The great thing about the community is that every amateur has easy access to the community, and the community has a large share of amateur critics to rate the work. If the work is crap, people will tell the artist to piss off and the work goes nowhere. If the work is entertaining, the artist gets his or her fifteen minutes of fame. This really works out great because the critics and consumers are the same people. In the traditional system, the art has to first pass the publisher, is then reviewed by the critics, and whether or not people consume the product can depend on the ratings the reviewers gave it.

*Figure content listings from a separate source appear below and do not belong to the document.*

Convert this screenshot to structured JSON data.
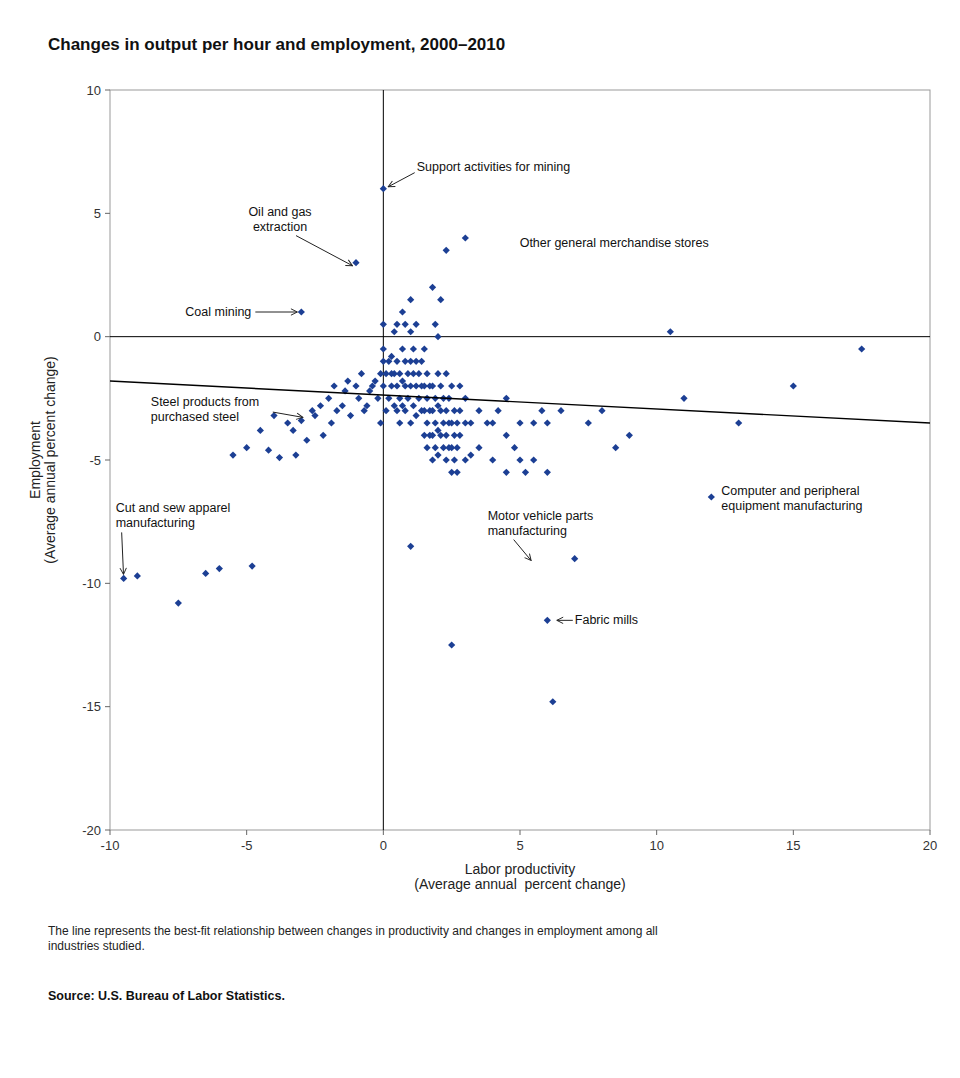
{
  "chart_data": {
    "type": "scatter",
    "title": "Changes in output per hour and employment, 2000–2010",
    "xlabel": "Labor productivity\n(Average annual  percent change)",
    "ylabel": "Employment\n(Average annual percent change)",
    "footnote": "The line represents the best-fit relationship between changes in productivity and changes in employment among all\nindustries studied.",
    "source": "Source: U.S. Bureau of Labor Statistics.",
    "xlim": [
      -10,
      20
    ],
    "ylim": [
      -20,
      10
    ],
    "xticks": [
      -10,
      -5,
      0,
      5,
      10,
      15,
      20
    ],
    "yticks": [
      -20,
      -15,
      -10,
      -5,
      0,
      5,
      10
    ],
    "grid": false,
    "series": [
      {
        "type": "scatter",
        "color": "#1c3f94",
        "marker": "diamond",
        "x": [
          -9.5,
          -9.0,
          -7.5,
          -6.5,
          -6.0,
          -5.5,
          -5.0,
          -4.8,
          -4.5,
          -4.2,
          -4.0,
          -3.8,
          -3.5,
          -3.3,
          -3.2,
          -3.0,
          -2.8,
          -2.6,
          -2.5,
          -2.3,
          -2.2,
          -2.0,
          -1.9,
          -1.8,
          -1.7,
          -1.5,
          -1.4,
          -1.3,
          -1.2,
          -1.0,
          -0.9,
          -0.8,
          -0.7,
          -0.6,
          -0.5,
          -0.4,
          -0.3,
          -0.2,
          -0.1,
          -0.1,
          0.0,
          0.0,
          0.0,
          0.0,
          0.1,
          0.1,
          0.2,
          0.2,
          0.3,
          0.3,
          0.3,
          0.4,
          0.4,
          0.4,
          0.5,
          0.5,
          0.5,
          0.5,
          0.6,
          0.6,
          0.6,
          0.7,
          0.7,
          0.7,
          0.7,
          0.8,
          0.8,
          0.8,
          0.8,
          0.9,
          0.9,
          1.0,
          1.0,
          1.0,
          1.0,
          1.0,
          1.1,
          1.1,
          1.1,
          1.2,
          1.2,
          1.2,
          1.2,
          1.3,
          1.3,
          1.4,
          1.4,
          1.4,
          1.5,
          1.5,
          1.5,
          1.5,
          1.6,
          1.6,
          1.6,
          1.6,
          1.7,
          1.7,
          1.7,
          1.8,
          1.8,
          1.8,
          1.8,
          1.8,
          1.9,
          1.9,
          1.9,
          1.9,
          2.0,
          2.0,
          2.0,
          2.0,
          2.0,
          2.1,
          2.1,
          2.1,
          2.1,
          2.2,
          2.2,
          2.2,
          2.3,
          2.3,
          2.3,
          2.3,
          2.3,
          2.4,
          2.4,
          2.4,
          2.5,
          2.5,
          2.5,
          2.5,
          2.6,
          2.6,
          2.6,
          2.7,
          2.7,
          2.7,
          2.8,
          2.8,
          2.8,
          3.0,
          3.0,
          3.0,
          3.0,
          3.2,
          3.2,
          3.5,
          3.5,
          3.8,
          4.0,
          4.0,
          4.2,
          4.5,
          4.5,
          4.5,
          4.8,
          5.0,
          5.0,
          5.2,
          5.5,
          5.5,
          5.8,
          6.0,
          6.0,
          6.5,
          7.0,
          7.5,
          8.0,
          8.5,
          9.0,
          10.5,
          11.0,
          12.0,
          13.0,
          15.0,
          17.5,
          0.0,
          1.0,
          2.5,
          6.0,
          6.2,
          -3.0,
          -1.0
        ],
        "values": [
          -9.8,
          -9.7,
          -10.8,
          -9.6,
          -9.4,
          -4.8,
          -4.5,
          -9.3,
          -3.8,
          -4.6,
          -3.2,
          -4.9,
          -3.5,
          -3.8,
          -4.8,
          -3.4,
          -4.2,
          -3.0,
          -3.2,
          -2.8,
          -4.0,
          -2.5,
          -3.5,
          -2.0,
          -3.0,
          -2.8,
          -2.2,
          -1.8,
          -3.2,
          -2.0,
          -2.5,
          -1.5,
          -3.0,
          -2.8,
          -2.2,
          -2.0,
          -1.8,
          -2.5,
          -1.5,
          -3.5,
          -2.0,
          -0.5,
          0.5,
          -1.0,
          -1.5,
          -3.0,
          -2.5,
          -1.0,
          -2.0,
          -0.8,
          -1.5,
          -2.8,
          -1.5,
          0.2,
          -3.0,
          -2.0,
          -1.0,
          0.5,
          -3.5,
          -2.5,
          -1.5,
          -2.8,
          -1.8,
          -0.5,
          1.0,
          -3.0,
          -2.0,
          -1.0,
          0.5,
          -2.5,
          -1.5,
          -3.5,
          -2.0,
          -1.0,
          0.2,
          1.5,
          -2.8,
          -1.5,
          -0.5,
          -3.2,
          -2.0,
          -1.0,
          0.5,
          -2.5,
          -1.5,
          -3.0,
          -2.0,
          -1.0,
          -4.0,
          -3.0,
          -2.0,
          -0.5,
          -4.5,
          -3.5,
          -2.5,
          -1.5,
          -4.0,
          -3.0,
          -2.0,
          -5.0,
          -4.0,
          -3.0,
          -2.0,
          2.0,
          -4.5,
          -3.5,
          -2.5,
          0.5,
          -4.8,
          -3.8,
          -2.8,
          -1.5,
          0.0,
          -4.0,
          -3.0,
          -2.0,
          1.5,
          -4.5,
          -3.5,
          -2.5,
          -5.0,
          -4.0,
          -3.0,
          -1.5,
          3.5,
          -4.5,
          -3.5,
          -2.5,
          -5.5,
          -4.5,
          -3.5,
          -2.0,
          -5.0,
          -4.0,
          -3.0,
          -5.5,
          -4.5,
          -3.5,
          -4.0,
          -3.0,
          -2.0,
          -5.0,
          -3.5,
          -2.5,
          4.0,
          -4.8,
          -3.5,
          -4.5,
          -3.0,
          -3.5,
          -5.0,
          -3.5,
          -3.0,
          -5.5,
          -4.0,
          -2.5,
          -4.5,
          -5.0,
          -3.5,
          -5.5,
          -5.0,
          -3.5,
          -3.0,
          -5.5,
          -3.5,
          -3.0,
          -9.0,
          -3.5,
          -3.0,
          -4.5,
          -4.0,
          0.2,
          -2.5,
          -6.5,
          -3.5,
          -2.0,
          -0.5,
          6.0,
          -8.5,
          -12.5,
          -11.5,
          -14.8,
          1.0,
          3.0
        ]
      },
      {
        "type": "line",
        "color": "#000000",
        "x": [
          -10,
          20
        ],
        "values": [
          -1.8,
          -3.5
        ]
      }
    ],
    "annotations": [
      {
        "text": "Support activities for mining",
        "x": 0.05,
        "y": 6.0
      },
      {
        "text": "Oil and gas\nextraction",
        "x": -1.0,
        "y": 2.8
      },
      {
        "text": "Coal mining",
        "x": -3.0,
        "y": 1.0
      },
      {
        "text": "Other general merchandise stores",
        "x": 8.5,
        "y": 3.4
      },
      {
        "text": "Steel products from\npurchased steel",
        "x": -2.8,
        "y": -3.3
      },
      {
        "text": "Cut and sew apparel\nmanufacturing",
        "x": -9.5,
        "y": -9.8
      },
      {
        "text": "Motor vehicle parts\nmanufacturing",
        "x": 5.5,
        "y": -9.2
      },
      {
        "text": "Computer and peripheral\nequipment manufacturing",
        "x": 12.0,
        "y": -6.5
      },
      {
        "text": "Fabric mills",
        "x": 6.2,
        "y": -11.5
      }
    ]
  }
}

The new system is more of a meritocracy, versus the old system that basically amounts to cronyism.
Someone I met online and have since met in person, wrote an elegant essay on exactly why anyone and everyone should be submitting their own content.
http://dmiessler.com/blogarchive/why-people-should-submit-their-own-content-to-social-sites
There
are thousands upon thousands of good writers out there — people who could be
improving the quality of what we see here everyday. But we won’t ever experience
what they have to offer because there’s nobody to bring it to our attention.
What are the odds that their stuff is going to be randomly “discovered”? Not
good. The only only option is for them to drop the socially ingrained
false-modesty and present it themselves. Remember that writers submit their work
to publishers; they don’t wait for it to be found. Artisans have shows and
invite lots of people, and academics submit to their respective journals. In
short, submitting original content for peer review is crucial in any community
that values intellectual progress.So to all of you who think you have something
to offer — show us. Getting someone else to submit it for you is more shady than
doing it yourself, and it’s not going to be discovered on accident. If you’re
doing anything to increase your chances of being seen (SEO, word-of-mouth
promotion, etc.) you’re already playing the system. Accept this and have the
balls to submit your own material if you think it’s worth reading.
So to the old Noble Lauriets and their old way of thinking, I saw good riddance. The internet, and it's art, is here to stay. It will shape the future and redefine everything (which will probably be the five thousandth time art has been completely redefined by new culture) and will eventually become old and irelevant by the time it's my turn to be old and grumpy.